II - A fundamentação
O recurso de constitucionalidade previsto no artigo
70º, nº 1, alínea b), da Lei nº 28/82, de 15 de Novembro, (recurso de decisões que apliquem norma cuja inconstitucionalidade haja sido suscitada durante o processo) depende dos seguintes pressupostos: 1) a inconstitucionalidade da norma (ou normas) há-de ter sido previamente invocada pelo recorrente; 2) a mesma norma (ou normas) há-de ter sido, depois, objecto de aplicação pela decisão recorrida; 3) dessa decisão já não é admissível recurso ordinário.
No quadro de avaliação destes pressupostos, põe-se o problema de saber se as normas arguidas de inconstitucionais pelo reclamante, relativamente a que não foi admitido o recurso para o Tribunal Constitucional, foram suscitadas durante o processo por modo adequado, e depois, se foram aplicadas na decisão recorrida.
Sublinha-se, desde logo, que a suscitação da questão de constitucionalidade durante o processo envolve a identificação clara da norma ou normas a ser apreciadas pela instância de controlo.
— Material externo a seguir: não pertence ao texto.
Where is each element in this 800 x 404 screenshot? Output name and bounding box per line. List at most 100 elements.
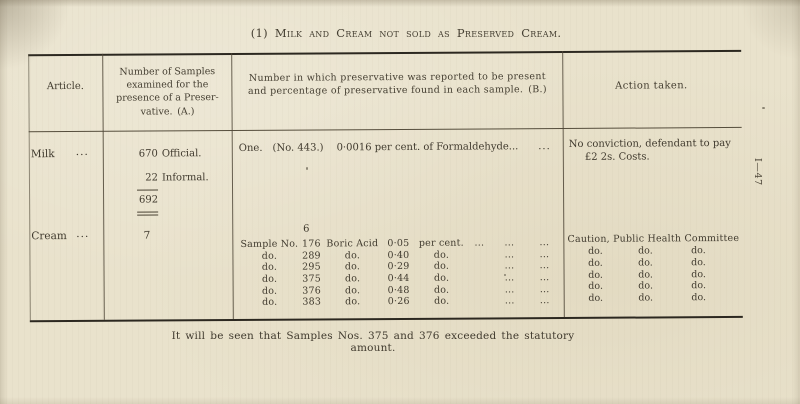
sample-cell [467, 249, 491, 261]
action-cell: do. [588, 281, 603, 293]
table-left-border [28, 54, 32, 321]
cream-sample-table: Sample No. 176 Boric Acid 0·05 per cent.....… [239, 237, 561, 309]
milk-action-line2: £2 2s. Costs. [584, 151, 650, 163]
cream-found-count: 6 [303, 223, 310, 235]
sample-cell: ... [539, 248, 550, 260]
sample-cell: ... [504, 272, 515, 284]
milk-total: 692 [138, 194, 159, 206]
sample-cell: do. [262, 297, 278, 309]
sample-cell: 0·29 [387, 261, 410, 273]
sample-cell: do. [261, 285, 278, 297]
sample-cell: 376 [302, 285, 322, 297]
sample-cell: ... [539, 272, 550, 284]
action-cell: do. [588, 257, 603, 269]
sample-cell [467, 261, 491, 273]
milk-sum-rule [137, 189, 159, 191]
cream-article-label: Cream [31, 230, 67, 243]
ink-speck [306, 167, 308, 170]
sample-cell: do. [434, 296, 450, 308]
ink-speck [504, 274, 506, 276]
header-samples-line: examined for the [126, 79, 209, 91]
cream-action-table: do. do. do. do. do. do. do. do. do. do. do. do. … [564, 245, 742, 305]
action-cell: do. [691, 280, 706, 292]
action-cell: do. [638, 268, 653, 281]
header-preservative: Number in which preservative was reporte… [232, 71, 562, 98]
sample-cell: ... [504, 284, 515, 296]
sample-cell: ... [539, 237, 550, 249]
sample-cell: do. [433, 261, 450, 273]
milk-official-line: 670 Official. [112, 148, 232, 160]
sample-cell: do. [433, 284, 450, 296]
sample-cell: do. [433, 249, 450, 261]
sample-cell: do. [433, 272, 450, 284]
header-article: Article. [46, 80, 84, 93]
milk-informal-label: Informal. [161, 172, 209, 184]
action-cell: do. [588, 292, 604, 304]
sample-cell: do. [261, 262, 278, 274]
sample-cell: ... [504, 295, 515, 307]
milk-official-count: 670 [138, 148, 158, 160]
milk-article-dots: ... [75, 145, 89, 158]
sample-cell [468, 273, 492, 285]
action-cell: do. [638, 257, 653, 269]
page-side-mark: I—47 [752, 158, 763, 186]
milk-action-line1: No conviction, defendant to pay [568, 137, 731, 150]
sample-cell: Sample No. [240, 238, 299, 250]
sample-cell: do. [344, 284, 361, 297]
action-cell: do. [638, 292, 654, 304]
sample-cell: do. [344, 273, 361, 285]
sample-cell: 295 [302, 261, 321, 273]
milk-total-double-rule [137, 211, 159, 216]
milk-result-line: One. (No. 443.) 0·0016 per cent. of Form… [239, 141, 557, 154]
sample-cell: 289 [302, 250, 321, 262]
table-header-rule [28, 126, 742, 132]
sample-cell: Boric Acid [326, 238, 379, 250]
sample-cell [468, 284, 492, 296]
sample-cell: 0·05 [387, 237, 410, 250]
milk-result-text: 0·0016 per cent. of Formaldehyde... [336, 141, 519, 154]
sample-cell: do. [261, 273, 278, 285]
milk-article-label: Milk [30, 148, 55, 161]
action-cell: do. [691, 268, 706, 280]
sample-cell: 176 [301, 238, 321, 250]
action-cell: do. [691, 292, 707, 304]
sample-cell: per cent. [418, 237, 464, 249]
sample-cell: ... [539, 260, 550, 272]
header-samples: Number of Samples examined for the prese… [103, 65, 231, 119]
header-samples-line: Number of Samples [119, 66, 216, 78]
header-action: Action taken. [615, 80, 688, 92]
sample-cell: ... [539, 283, 550, 295]
action-cell: do. [588, 245, 603, 257]
sample-cell: 383 [302, 296, 322, 309]
action-cell: do. [638, 280, 653, 292]
milk-result-count: One. [238, 142, 263, 154]
table-top-rule [28, 49, 742, 57]
milk-informal-line: 22 Informal. [112, 172, 232, 184]
action-cell: do. [691, 245, 706, 257]
header-preservative-line: and percentage of preservative found in … [247, 83, 547, 97]
sample-cell: do. [261, 250, 278, 262]
page-footnote: It will be seen that Samples Nos. 375 an… [171, 330, 575, 354]
ink-speck [762, 107, 765, 109]
sample-cell [468, 296, 492, 308]
milk-result-sample-no: (No. 443.) [272, 142, 324, 154]
cream-sample-count: 7 [143, 229, 151, 242]
sample-cell: 0·44 [387, 273, 410, 285]
action-cell: do. [588, 269, 603, 281]
sample-cell: ... [504, 237, 515, 249]
cream-article-dots: ... [76, 227, 90, 240]
action-cell: do. [638, 245, 653, 257]
sample-cell: ... [504, 248, 515, 261]
sample-cell: do. [344, 261, 361, 273]
sample-cell: do. [344, 249, 361, 262]
header-samples-line: vative. (A.) [140, 105, 195, 118]
page-title: (1) Milk and Cream not sold as Preserved… [250, 26, 562, 40]
sample-cell: ... [474, 237, 485, 249]
sample-cell: ... [504, 260, 515, 272]
milk-official-label: Official. [161, 148, 202, 160]
header-samples-line: presence of a Preser- [116, 92, 219, 105]
action-cell: do. [691, 256, 706, 268]
sample-cell: do. [345, 296, 361, 308]
sample-cell: 0·40 [387, 249, 410, 261]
Outro não é, de resto, o sentido da norma do artigo 75º-A, nº 1, da Lei do Tribunal Constitucional: 'O recurso para o Tribunal Constitucional interpõe-se por meio de requerimento, no qual se indique a alínea do nº 1 do artigo 70º ao abrigo da qual o recurso é interposto e a norma cuja inconstitucionalidade ou ilegalidade se pretende que o Tribunal aprecie'.
Como se afirmou no Acórdão nº 199/88 deste Tribunal: '(...) ao suscitar-se uma questão de inconstitucionalidade, [deve deixar-se] claro qual o preceito legal cuja legitimidade constitucional se questiona, ou, no caso de se questionar certa interpretação de uma dada norma, qual o sentido ou a dimensão normativa do preceito que se tem por violador da lei fundamental' (DR, II série, de 28 de Março de 1989; e, no mesmo sentido, o Acórdão nº 123/89, DR, II série, de 29 de Abril de 1989).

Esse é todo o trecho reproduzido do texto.